No TV for Baby!

15 Dec

Technology is not always a good thing, something that parents of young children ought to be aware of. As a future parent, I find the trend towards more tech toys for babies to be troubling. Consider:

New media products for babies, toddlers and preschoolers began flooding the market in the late 1990's, starting with video series like "Baby Einstein" and "Brainy Baby." But now, the young children's market has exploded into a host of new and more elaborate electronics for pre-schoolers, including video game consoles like the V.Smile and handheld game systems like the Leapster, all marketed as educational. Despite the commercial success, though, a report released yesterday by the Kaiser Family Foundation, "A Teacher in the Living Room? Educational Media for Babies, Toddlers and Pre-schoolers," indicates there is little understanding of how the new media affect young children – and almost no research to support the idea that they are educational.

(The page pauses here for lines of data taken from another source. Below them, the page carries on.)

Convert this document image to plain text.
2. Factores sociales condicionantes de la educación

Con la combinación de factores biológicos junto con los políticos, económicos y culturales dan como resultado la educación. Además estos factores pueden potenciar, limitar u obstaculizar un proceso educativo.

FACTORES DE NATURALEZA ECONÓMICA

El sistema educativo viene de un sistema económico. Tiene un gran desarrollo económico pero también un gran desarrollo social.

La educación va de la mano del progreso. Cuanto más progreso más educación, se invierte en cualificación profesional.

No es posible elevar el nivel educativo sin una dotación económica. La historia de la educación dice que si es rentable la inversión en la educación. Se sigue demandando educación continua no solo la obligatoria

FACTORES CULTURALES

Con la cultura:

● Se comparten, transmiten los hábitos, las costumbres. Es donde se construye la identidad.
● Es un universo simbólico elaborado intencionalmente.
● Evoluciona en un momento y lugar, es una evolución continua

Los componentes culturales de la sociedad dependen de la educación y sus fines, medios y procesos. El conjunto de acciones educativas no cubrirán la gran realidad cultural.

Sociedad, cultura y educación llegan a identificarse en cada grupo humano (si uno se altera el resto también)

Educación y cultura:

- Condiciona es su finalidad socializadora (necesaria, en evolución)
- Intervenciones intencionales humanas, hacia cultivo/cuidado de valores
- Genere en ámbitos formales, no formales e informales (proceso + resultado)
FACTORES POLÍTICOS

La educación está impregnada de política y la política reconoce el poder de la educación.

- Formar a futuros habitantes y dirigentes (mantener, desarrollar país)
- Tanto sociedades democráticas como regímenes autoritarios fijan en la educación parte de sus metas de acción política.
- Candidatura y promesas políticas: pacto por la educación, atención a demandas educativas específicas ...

Now I have no problem with a parent putting a baby in front of a "Care Bears" video for twenty minutes to balance the checkbook or cook dinner, so I definitely have no problem putting them in front of a "Baby Einstein" video for few minutes. However, the idea that this or other technology is going to give a child some sort of advantage in life is just not supported by any evidence. There are simply no documented benefits to out weigh the costs. In fact:

In 1999, the American Academy of Pediatrics recommended no screen time at all for babies under 2, out of concern that the increasing use of media might displace human interaction and impede the crucially important brain growth and development of a baby's first two years. But it is a recommendation that parents routinely ignore. According to Kaiser, babies 6 months to 3 years old spend, on average, an hour a day watching TV and 47 minutes a day on other screen media, like videos, computers and video games.

I will most likely plop my future progeny in front of the Tivo to keep them occupied at times. I mean, I already plop my cats in front of the TV to watch a DVD of birds, fish, and rodents to keep them busy and entertained. Therefore, I know I cannot guarantee zero screen time for my young children. I can however guarantee that the most technological thing they are going to have is a speak-and-spell and that they will not be playing on a computer until they start school.

Link: See Baby Touch a Screen. But Does Baby Get It? – New York Times.